Kumar Rajan, Ph.D., of the Rush University Medical Center in Chicago, and colleagues conducted a study involving 2,125 African-Americans and European-Americans from Chicago. The participants were an average age of 73. None were diagnosed with Alzheimer's at the start of the study, and each completed tests of episodic memory, executive function, and global cognition every three years over nearly two decades.

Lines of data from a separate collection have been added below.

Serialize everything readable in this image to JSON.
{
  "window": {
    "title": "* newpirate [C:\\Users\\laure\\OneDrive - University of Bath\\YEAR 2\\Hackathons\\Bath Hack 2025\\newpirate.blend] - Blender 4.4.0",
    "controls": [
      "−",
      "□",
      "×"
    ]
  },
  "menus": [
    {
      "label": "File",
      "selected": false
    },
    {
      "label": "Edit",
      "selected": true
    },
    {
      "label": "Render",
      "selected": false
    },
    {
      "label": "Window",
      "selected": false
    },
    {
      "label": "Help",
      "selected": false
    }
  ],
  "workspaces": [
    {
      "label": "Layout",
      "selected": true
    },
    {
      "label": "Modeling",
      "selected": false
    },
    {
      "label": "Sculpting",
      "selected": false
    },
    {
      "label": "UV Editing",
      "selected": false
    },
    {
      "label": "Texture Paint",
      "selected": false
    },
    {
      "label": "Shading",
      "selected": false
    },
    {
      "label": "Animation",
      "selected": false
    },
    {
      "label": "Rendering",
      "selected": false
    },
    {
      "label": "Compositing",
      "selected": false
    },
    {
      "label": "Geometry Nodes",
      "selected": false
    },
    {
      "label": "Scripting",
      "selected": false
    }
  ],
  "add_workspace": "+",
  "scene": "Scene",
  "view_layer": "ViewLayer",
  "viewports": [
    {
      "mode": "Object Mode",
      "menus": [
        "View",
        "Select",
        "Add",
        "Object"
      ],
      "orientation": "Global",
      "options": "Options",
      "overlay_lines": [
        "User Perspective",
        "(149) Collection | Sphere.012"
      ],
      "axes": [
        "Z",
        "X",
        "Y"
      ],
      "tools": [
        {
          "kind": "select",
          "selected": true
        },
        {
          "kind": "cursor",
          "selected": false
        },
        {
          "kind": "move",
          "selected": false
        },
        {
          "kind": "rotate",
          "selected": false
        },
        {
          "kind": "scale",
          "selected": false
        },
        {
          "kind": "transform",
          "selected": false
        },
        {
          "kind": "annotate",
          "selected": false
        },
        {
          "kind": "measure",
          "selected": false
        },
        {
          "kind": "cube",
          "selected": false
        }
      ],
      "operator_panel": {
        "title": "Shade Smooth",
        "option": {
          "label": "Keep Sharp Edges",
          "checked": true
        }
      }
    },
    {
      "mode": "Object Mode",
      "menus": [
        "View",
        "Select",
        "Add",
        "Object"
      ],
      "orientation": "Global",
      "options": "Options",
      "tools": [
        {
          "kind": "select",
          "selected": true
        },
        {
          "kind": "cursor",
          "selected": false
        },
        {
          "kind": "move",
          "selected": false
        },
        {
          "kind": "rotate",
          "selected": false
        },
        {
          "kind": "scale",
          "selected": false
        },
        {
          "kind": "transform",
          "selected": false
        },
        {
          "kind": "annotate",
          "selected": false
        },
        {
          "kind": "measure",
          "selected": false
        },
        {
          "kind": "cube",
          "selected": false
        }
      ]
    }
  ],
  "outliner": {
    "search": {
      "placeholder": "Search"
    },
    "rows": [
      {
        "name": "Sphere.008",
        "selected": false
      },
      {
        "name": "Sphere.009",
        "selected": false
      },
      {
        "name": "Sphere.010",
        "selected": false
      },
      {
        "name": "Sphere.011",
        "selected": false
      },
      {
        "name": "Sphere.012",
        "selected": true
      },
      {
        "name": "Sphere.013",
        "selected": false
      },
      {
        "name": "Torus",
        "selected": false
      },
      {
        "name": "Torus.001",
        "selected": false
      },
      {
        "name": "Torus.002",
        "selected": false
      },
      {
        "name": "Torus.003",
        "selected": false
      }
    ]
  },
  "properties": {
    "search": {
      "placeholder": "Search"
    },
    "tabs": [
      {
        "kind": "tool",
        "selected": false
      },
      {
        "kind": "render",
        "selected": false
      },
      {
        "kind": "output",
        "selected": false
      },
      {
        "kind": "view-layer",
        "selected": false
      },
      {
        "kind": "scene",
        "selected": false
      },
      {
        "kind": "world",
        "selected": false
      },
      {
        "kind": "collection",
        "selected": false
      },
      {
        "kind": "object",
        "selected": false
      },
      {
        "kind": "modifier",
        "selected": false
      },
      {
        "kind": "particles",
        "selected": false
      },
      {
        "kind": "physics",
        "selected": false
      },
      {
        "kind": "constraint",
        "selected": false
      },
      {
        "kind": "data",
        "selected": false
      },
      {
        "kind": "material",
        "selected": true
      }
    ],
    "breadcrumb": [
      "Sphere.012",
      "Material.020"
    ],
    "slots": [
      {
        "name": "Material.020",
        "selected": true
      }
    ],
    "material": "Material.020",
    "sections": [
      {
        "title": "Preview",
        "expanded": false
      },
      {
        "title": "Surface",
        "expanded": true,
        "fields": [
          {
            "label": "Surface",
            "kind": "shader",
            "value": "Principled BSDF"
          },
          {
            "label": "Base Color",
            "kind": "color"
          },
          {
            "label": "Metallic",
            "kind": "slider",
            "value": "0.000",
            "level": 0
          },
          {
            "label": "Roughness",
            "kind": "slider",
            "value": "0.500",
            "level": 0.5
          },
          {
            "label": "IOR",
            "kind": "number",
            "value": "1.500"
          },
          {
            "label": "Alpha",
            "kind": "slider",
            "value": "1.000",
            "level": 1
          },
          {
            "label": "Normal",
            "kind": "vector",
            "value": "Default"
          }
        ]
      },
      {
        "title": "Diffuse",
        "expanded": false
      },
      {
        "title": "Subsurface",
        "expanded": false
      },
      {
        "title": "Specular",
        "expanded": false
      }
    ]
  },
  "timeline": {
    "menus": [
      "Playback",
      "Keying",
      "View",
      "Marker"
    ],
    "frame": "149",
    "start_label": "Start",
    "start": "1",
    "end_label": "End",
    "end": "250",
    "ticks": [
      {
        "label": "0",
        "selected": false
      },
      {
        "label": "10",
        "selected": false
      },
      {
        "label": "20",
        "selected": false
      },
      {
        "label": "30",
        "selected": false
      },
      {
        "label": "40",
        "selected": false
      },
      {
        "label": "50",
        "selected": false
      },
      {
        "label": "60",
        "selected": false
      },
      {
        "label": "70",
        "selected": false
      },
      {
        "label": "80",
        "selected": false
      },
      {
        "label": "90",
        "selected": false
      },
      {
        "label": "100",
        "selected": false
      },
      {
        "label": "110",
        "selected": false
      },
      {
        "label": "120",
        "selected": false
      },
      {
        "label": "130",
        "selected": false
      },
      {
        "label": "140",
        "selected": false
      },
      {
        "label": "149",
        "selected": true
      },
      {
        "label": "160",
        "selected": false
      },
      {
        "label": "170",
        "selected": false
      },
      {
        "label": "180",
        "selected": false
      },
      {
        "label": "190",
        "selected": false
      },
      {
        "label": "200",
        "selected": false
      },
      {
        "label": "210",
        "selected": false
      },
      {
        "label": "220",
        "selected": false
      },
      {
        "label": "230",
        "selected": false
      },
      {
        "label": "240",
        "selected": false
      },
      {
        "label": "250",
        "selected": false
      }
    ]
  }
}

During the study period, 23 percent of the African-Americans and 17 percent of the European-Americans developed Alzheimer's. Those who had the lowest test scores were at greater risk for the disease. After the first year, those with lower test scores were about 10 times more likely to develop Alzheimer's than those with the best scores. These odds increased as the scores dropped below average, the researchers found.
"A general current concept is that in development of Alzheimer's disease, certain physical and biologic changes precede memory and thinking impairment," Rajan said in a news release from the American Academy of Neurology. "If this is so, then these underlying processes may have a very long duration. Efforts to successfully prevent the disease may well require a better understanding of these processes near middle age."